Radia and Whippey raised £20,000 between them, including loans from Radia’s brother and Whippey’s parents. Turnover is currently around £120,000 – up from £50,000 in their first year.
This month, Radia and Whippey will be launching their Kickstarter campaign to help part-fund and launch their new Eat Grub Bar made with cricket flour – a rich mix of super healthy ingredients and a great source of protein. The new bar will be ready to go into production early next year, with availability to buy scheduled for April 2016. Grub have the recipe and design and are now asking the Kickstarter community for a little help, with all donators receiving different rewards for their pledges.
Grub is involved in a number of brand tie-ins. As well as Chang beer they’ve worked with Rococo Chocolates and Primal Kitchen in order to widen their audience. “We were at Wahaca’s Day of The Dead Festival recently doing insect cocktails and roasted cricket snacks for brand awareness, which was also a great platform to publicise the Kickstarter campaign,” said Whippey.
The decision by organic supermarket Planet Organic to take on the company’s freeze-dried cooking range of insects was a major boost following six months of testing.
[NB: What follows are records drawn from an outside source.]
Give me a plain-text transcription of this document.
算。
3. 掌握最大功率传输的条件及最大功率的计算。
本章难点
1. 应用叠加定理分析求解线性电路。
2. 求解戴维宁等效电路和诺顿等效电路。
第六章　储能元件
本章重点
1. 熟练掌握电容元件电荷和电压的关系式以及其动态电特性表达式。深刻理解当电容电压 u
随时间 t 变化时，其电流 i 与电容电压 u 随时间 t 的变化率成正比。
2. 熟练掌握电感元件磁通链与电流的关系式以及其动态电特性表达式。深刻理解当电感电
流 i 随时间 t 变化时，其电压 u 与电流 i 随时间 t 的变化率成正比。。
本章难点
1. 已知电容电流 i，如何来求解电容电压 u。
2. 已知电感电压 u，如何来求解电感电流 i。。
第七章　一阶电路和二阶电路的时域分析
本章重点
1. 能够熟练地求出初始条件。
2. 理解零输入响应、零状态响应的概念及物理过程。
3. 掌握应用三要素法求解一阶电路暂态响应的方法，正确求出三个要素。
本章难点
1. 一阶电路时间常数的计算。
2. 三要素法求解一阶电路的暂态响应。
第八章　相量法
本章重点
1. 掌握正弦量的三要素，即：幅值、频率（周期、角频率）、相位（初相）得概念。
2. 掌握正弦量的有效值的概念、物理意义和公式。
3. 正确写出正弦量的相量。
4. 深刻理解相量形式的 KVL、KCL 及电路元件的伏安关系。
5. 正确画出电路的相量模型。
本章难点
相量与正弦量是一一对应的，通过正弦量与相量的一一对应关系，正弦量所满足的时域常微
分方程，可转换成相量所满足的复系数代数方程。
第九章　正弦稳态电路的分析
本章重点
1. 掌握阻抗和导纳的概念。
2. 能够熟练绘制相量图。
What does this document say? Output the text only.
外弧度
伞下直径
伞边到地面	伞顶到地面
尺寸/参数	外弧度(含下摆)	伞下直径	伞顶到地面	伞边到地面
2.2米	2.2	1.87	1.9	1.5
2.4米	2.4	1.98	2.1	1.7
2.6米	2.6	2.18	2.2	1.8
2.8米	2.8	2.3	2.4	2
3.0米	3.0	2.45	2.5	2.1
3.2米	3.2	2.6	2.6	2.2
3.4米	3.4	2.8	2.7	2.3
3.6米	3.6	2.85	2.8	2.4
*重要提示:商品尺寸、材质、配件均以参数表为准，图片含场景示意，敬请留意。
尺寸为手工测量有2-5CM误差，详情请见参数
They were also selected this year by advertising agencies Ogilvy and Mindshare as a template for research on advertising insights in the new sector. “We’ve completed a number of events with them this year as a result. This has given us a very positive outlook going forward, and great confidence in our brand,” added Whippey.
As well as their cricket farm and cook book, Whippey and Radia are looking to develop a range of flavours for their Eat Grub Bar. “We’re passionate about providing our customers with a journey through insects, starting with our new Eat Grub Bar, moving through our pre-roasted whole cricket snacks and then finally trying to cook themselves with our dried range,” said Whippey. “We want to show that truly, insects are good food, in every way.”